Japan officially approved the plan: 10 million AI robots in 18 industries by 2040
Japan has officially converted robotization plans into a state strategy. The government approved: 10 million AI robots in 18 industries by 2040, a unified…
AI-processed from AI News; edited by Hamidun News
The Japanese government in early July 2026 officially approved a national robotics strategy: 10 million AI robots should be deployed across 18 sectors of the economy by 2040. State funding for the program will reach up to 1 trillion yen — approximately $6.1 billion — over the next five years.
What's Included in the National Strategy?
The figures that have been actively cited in Japanese and international business media in recent months have received official status. The conceptual document has become a fixed state strategy with concrete targets and funding behind them.

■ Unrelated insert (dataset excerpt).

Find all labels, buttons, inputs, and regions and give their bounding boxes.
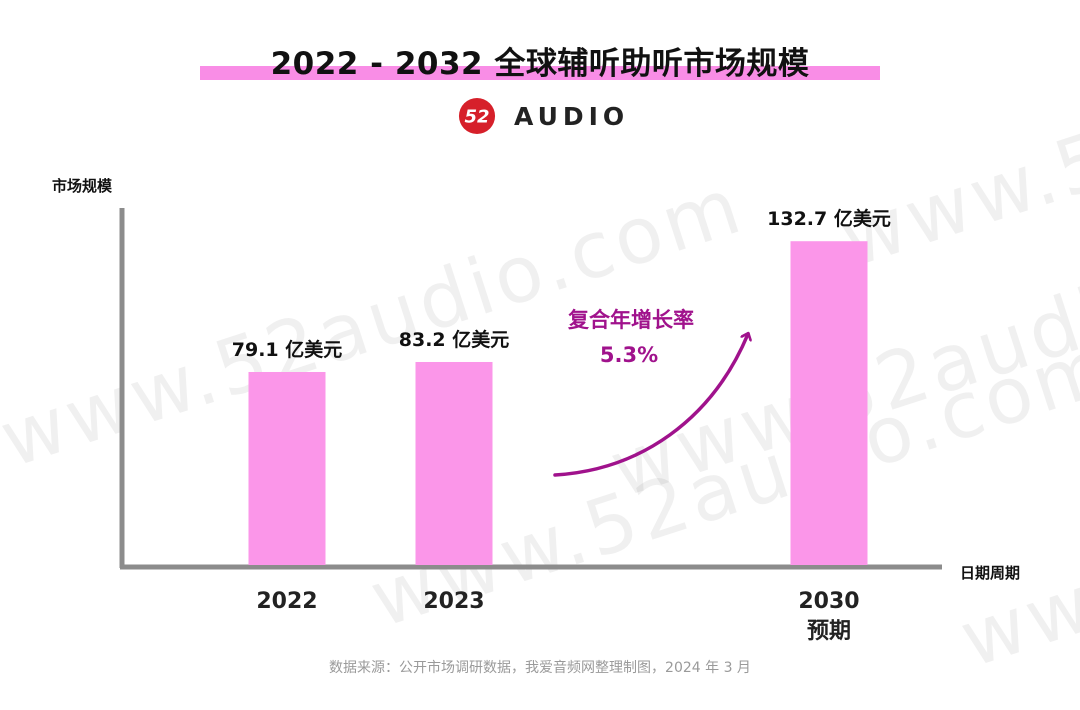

- 10 million AI robots by 2040
- 18 economic sectors covered by the plan: construction, agriculture, medicine, logistics, and others
- Up to 1 trillion yen (~$6.1 billion) — state funding over 5 years
- At the core of the technical architecture — a unified national AI model for all robots
The central technological focus of the plan is precisely the unified AI platform, not just the quantity of machines. The state is developing a common model that manufacturers and enterprises will be able to integrate without having to build the AI component from scratch for each specific application. This fundamentally distinguishes the Japanese approach from a chaotic market where companies from different sectors solve similar problems in complete isolation from each other.

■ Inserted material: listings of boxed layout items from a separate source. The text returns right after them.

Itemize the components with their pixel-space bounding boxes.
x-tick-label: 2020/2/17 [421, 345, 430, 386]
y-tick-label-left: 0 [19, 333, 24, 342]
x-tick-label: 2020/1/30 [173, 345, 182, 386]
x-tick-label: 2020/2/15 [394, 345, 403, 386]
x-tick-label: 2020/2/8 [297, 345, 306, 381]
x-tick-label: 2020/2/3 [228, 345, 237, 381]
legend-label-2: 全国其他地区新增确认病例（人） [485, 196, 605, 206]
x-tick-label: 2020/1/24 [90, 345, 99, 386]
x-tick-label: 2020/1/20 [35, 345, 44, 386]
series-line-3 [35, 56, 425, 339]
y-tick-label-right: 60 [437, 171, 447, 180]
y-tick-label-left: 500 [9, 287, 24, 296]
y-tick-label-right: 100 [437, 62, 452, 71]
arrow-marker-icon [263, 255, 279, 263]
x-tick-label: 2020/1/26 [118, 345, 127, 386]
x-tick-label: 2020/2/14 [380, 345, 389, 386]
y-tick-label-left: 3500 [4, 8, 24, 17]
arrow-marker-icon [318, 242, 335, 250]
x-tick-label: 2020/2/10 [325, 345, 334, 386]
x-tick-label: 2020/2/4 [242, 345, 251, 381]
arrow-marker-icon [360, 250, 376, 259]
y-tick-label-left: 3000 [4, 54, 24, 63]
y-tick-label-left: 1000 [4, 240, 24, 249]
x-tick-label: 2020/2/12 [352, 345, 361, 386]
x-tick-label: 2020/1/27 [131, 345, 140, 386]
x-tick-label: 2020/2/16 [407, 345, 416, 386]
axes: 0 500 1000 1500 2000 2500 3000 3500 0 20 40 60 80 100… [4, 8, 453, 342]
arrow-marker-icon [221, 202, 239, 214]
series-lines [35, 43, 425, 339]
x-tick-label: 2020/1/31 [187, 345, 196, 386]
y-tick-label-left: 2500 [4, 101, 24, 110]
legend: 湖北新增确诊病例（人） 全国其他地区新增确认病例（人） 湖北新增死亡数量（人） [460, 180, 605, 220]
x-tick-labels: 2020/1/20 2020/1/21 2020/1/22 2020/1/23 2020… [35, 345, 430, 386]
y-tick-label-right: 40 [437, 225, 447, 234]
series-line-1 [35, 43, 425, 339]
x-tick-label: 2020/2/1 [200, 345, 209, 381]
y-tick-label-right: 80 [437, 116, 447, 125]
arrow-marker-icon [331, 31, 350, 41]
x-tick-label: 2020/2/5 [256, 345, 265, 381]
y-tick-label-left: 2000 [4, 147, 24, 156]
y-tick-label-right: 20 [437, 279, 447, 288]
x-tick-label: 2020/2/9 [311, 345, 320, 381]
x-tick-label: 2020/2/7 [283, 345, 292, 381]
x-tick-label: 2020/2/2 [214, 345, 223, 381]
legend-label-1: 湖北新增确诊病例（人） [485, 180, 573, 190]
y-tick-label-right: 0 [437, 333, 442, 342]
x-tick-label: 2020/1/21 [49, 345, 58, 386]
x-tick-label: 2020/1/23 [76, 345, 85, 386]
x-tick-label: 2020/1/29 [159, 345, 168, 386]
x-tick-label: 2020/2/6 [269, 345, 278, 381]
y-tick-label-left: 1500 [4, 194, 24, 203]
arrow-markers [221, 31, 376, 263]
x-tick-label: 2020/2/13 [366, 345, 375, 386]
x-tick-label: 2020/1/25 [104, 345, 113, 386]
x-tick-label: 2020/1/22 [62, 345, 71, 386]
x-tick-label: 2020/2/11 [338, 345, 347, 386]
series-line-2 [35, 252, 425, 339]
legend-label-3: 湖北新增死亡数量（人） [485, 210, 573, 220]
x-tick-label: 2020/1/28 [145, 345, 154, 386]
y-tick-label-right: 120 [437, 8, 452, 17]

Why Does Japan Need 10 Million Robots?
The answer lies in demographics. Japan has been recording one of the lowest birth rates among developed economies for decades, and the share of citizens over 65 years old is steadily approaching one-third of the population. The number of working-age Japanese is declining every year, and by 2040 the gap between economic needs and the actual number of workers will only grow.
The consequences are already being felt. The construction industry cannot fill vacancies for skilled workers. The agricultural sector is aging along with its farmers. Elderly care faces chronic staff shortages. Logistics faces a shortage of drivers and warehouse operators.

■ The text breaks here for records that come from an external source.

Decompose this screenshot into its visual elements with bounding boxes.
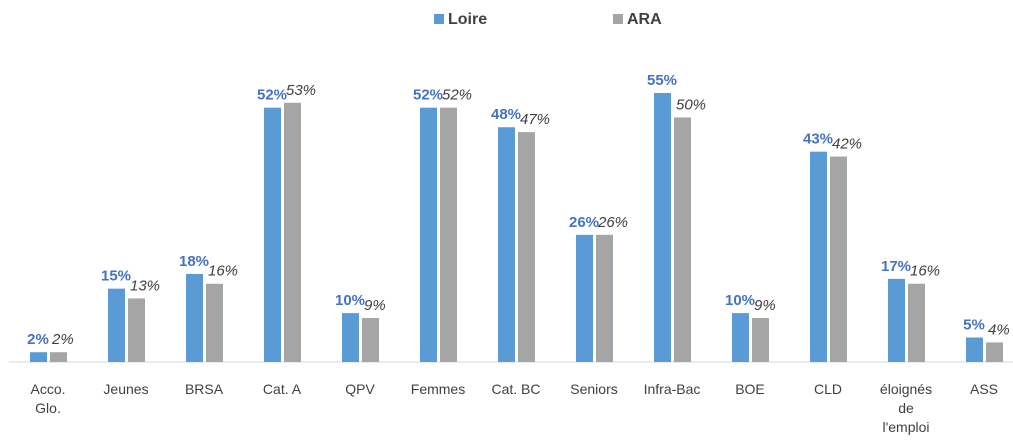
bar [128, 298, 145, 362]
bar [108, 288, 125, 362]
legend-label: Loire [448, 11, 487, 28]
bar [810, 151, 827, 362]
bar [908, 283, 925, 362]
bar [30, 352, 47, 362]
data-label: 26% [597, 214, 628, 231]
data-label: 52% [257, 87, 287, 104]
data-label: 53% [286, 82, 316, 99]
x-tick-label: Seniors [570, 381, 618, 397]
bar [518, 132, 535, 362]
data-label: 18% [179, 253, 209, 270]
bar [498, 127, 515, 363]
bar [362, 317, 379, 362]
data-label: 42% [832, 136, 862, 153]
data-label: 15% [101, 268, 131, 285]
data-label: 48% [491, 106, 521, 123]
legend-swatch [434, 14, 444, 24]
bar [264, 107, 281, 362]
bar [440, 107, 457, 362]
x-tick-label: ASS [969, 381, 998, 397]
bar [342, 313, 359, 362]
data-label: 43% [803, 131, 833, 148]
x-tick-label: QPV [345, 381, 375, 397]
bar [752, 317, 769, 362]
data-label: 17% [881, 258, 911, 275]
data-label: 9% [364, 297, 386, 314]
x-tick-label: éloignés de l'emploi [879, 381, 933, 435]
data-label: 10% [725, 292, 755, 309]
data-label: 4% [988, 321, 1010, 338]
data-label: 2% [51, 331, 74, 348]
bar [674, 117, 691, 362]
bar [830, 156, 847, 362]
bar [986, 342, 1003, 362]
bar [186, 273, 203, 362]
data-label: 16% [208, 263, 238, 280]
bar [654, 93, 671, 362]
bar [206, 283, 223, 362]
data-label: 47% [520, 111, 550, 128]
legend-label: ARA [627, 11, 662, 28]
x-tick-label: Jeunes [103, 381, 149, 397]
data-label: 13% [130, 277, 160, 294]
bar [732, 313, 749, 362]
x-tick-label: Cat. BC [491, 381, 541, 397]
data-label: 2% [27, 331, 49, 348]
data-label: 50% [676, 96, 706, 113]
bar [966, 337, 983, 362]
data-label: 5% [963, 317, 985, 334]
bar [576, 234, 593, 362]
x-tick-label: Femmes [410, 381, 466, 397]
bar [596, 234, 613, 362]
bar [284, 102, 301, 363]
bar [420, 107, 437, 362]
bar [50, 352, 67, 362]
data-label: 52% [413, 87, 443, 104]
data-label: 55% [647, 72, 677, 89]
bar [888, 278, 905, 362]
x-tick-label: Acco. Glo. [30, 381, 66, 416]
data-label: 52% [442, 87, 472, 104]
legend-swatch [613, 14, 623, 24]
x-tick-label: BOE [735, 381, 765, 397]
x-tick-label: CLD [813, 381, 842, 397]
data-label: 16% [910, 263, 940, 280]
x-tick-label: BRSA [184, 381, 224, 397]
data-label: 9% [754, 297, 776, 314]
data-label: 26% [569, 214, 599, 231]
data-label: 10% [335, 292, 365, 309]
x-tick-label: Cat. A [262, 381, 302, 397]
x-tick-label: Infra-Bac [643, 381, 701, 397]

Japan is historically unprepared to fill the demographic gap through mass immigration: the country's immigration policy remains one of the most conservative among OECD members. In these circumstances, automation is not one of several options, but the main lever for maintaining economic productivity.
What Does a Unified AI Model for the Entire Country Mean?
The architectural choice in favor of a common platform instead of a set of fragmented sector-specific systems creates several practical consequences.
For robot manufacturers — it lowers the entry threshold: integrating a ready-made AI component is cheaper and faster than developing intelligence from scratch for each task. For enterprises — standardization of training, configuration, and maintenance processes. For the state — the ability to centrally manage updates and control the security of the entire fleet.
Japan has historically been one of the key producers of industrial robots. The transition to AI-driven machines opens a new round of competition — where countries compete not only for the quality of the "hardware," but also for the software intelligence that controls it.
What This Means
The approval of the national strategy makes Japan one of the largest state markets for AI robotics with a horizon through 2040. Concrete funding figures and a unified technology platform send a clear signal to global AI and robotics companies: demand is determined, funds are reserved, rules of the game are established.